1263. Die Wahrzeichen von Wasserburg.

[263] Nach Notiz. d. vor.


Graf Engelbert war von einer harten Fehde zurückgekehrt. Er hatte seines eigenen Vaters (Arnolds von Diessen) Bruder – den unruhigen Rocke, im siegreichen Kampfe getödtet. Land und Leute hatten jetzt Ruhe, aber das Gewissen des Grafen wurde zuweilen von dem Gedanken, einen Blutsverwandten ermordet zu haben, geängstigt. Der Graf gedachte an ein gottgefälliges, frommes Werk der Versöhnung.

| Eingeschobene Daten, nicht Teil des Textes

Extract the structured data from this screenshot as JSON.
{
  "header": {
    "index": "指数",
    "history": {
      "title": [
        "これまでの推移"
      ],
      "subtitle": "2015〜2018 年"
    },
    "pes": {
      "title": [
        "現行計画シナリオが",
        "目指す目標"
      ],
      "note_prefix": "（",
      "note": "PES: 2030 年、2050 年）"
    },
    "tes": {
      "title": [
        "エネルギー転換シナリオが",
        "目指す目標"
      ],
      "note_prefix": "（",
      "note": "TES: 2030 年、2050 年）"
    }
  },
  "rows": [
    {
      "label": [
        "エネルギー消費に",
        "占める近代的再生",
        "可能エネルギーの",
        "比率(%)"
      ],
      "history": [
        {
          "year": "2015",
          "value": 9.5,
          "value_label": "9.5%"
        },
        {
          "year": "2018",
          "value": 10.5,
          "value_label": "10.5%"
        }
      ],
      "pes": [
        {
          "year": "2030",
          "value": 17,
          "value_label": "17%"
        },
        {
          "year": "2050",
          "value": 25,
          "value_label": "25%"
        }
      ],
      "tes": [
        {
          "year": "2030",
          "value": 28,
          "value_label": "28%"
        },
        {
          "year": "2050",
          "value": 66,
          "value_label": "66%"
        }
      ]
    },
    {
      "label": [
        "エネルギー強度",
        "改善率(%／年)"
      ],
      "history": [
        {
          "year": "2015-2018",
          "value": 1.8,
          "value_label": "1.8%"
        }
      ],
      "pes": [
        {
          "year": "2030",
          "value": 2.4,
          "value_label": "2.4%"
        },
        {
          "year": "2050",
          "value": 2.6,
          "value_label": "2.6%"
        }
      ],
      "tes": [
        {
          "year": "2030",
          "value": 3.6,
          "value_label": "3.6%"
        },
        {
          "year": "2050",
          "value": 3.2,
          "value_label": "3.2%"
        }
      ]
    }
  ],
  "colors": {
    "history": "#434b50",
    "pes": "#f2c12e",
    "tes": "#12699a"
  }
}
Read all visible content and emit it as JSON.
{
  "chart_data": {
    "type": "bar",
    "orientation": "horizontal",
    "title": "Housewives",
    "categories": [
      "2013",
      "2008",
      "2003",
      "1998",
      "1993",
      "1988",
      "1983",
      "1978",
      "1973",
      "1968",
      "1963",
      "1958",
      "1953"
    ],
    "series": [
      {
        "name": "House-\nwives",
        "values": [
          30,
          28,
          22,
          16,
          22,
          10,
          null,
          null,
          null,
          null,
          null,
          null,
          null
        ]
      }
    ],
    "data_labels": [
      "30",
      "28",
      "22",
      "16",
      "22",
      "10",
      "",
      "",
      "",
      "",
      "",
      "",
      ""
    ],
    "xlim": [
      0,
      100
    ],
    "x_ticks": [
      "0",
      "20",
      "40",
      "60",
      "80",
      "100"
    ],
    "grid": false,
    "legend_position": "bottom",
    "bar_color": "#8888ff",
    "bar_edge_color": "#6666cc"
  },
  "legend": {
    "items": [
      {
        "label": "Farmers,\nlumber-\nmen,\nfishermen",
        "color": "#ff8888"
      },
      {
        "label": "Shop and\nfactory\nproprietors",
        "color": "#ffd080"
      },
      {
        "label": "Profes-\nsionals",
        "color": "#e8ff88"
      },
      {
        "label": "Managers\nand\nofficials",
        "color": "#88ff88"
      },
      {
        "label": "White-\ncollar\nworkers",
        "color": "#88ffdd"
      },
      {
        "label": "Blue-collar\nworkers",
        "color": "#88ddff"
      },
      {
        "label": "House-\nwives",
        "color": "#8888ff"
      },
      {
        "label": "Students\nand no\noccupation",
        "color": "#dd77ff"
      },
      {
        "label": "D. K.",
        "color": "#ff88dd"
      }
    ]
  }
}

Da kam ein Anliegen des benachbarten Prälaten von Attl zu rechter Zeit und fand williges Gehör. Nächst dem Kloster Attl erhob sich das Schloß Lymburg, daneben lag der zahlreich bevölkerte Burgflecken gleichen Namens. Das war wohl für die Klosterbewohner eine beschwerliche und unruhige Nachbarschaft. Bald waren sie durch das Leben im Dorfe, bald durch das Lärmen und Zechen auf dem Schlosse in der Stille ihres beschaulichen Lebens gestört. Nun kam der Graf auf den Gedanken, das Kloster von seiner lästigen Umgebung zu befreien, den Lymburgern aber zu gleicher Zeit Vortheile und Rechte der Bürger von Wasserburg zu gewähren. Rasch ging er an's Werk. In wenigen Tagen war die Veste Lymburg gebrochen; darnach riß man die Häuser des Dorfes nieder und versetzte sie in den Burgfrieden[263] der Stadt, so daß die Lymburger in Wasserburger umgewandelt waren. Solches Werk aber zu krönen und die Vereinigung der Gemeinden durch ein Denkmal zu verewigen, ließ der Graf die zwei Kirchen unter einem Dache aufrichten. Die Bäcken haben darnach auch das Ihrige gethan und die bekannten übereinander gebackenen Kreuzersemmeln gebacken. Die Doppelkirche und dieses Brod – auch in Stein an der Kirche gebildet – sind von selber Zeit die Wahrzeichen der Stadt Wasserburg.

Quelle:
Alexander Schöppner: Sagenbuch der Bayer. Lande 1–3. München 1852–1853, S. 263-264.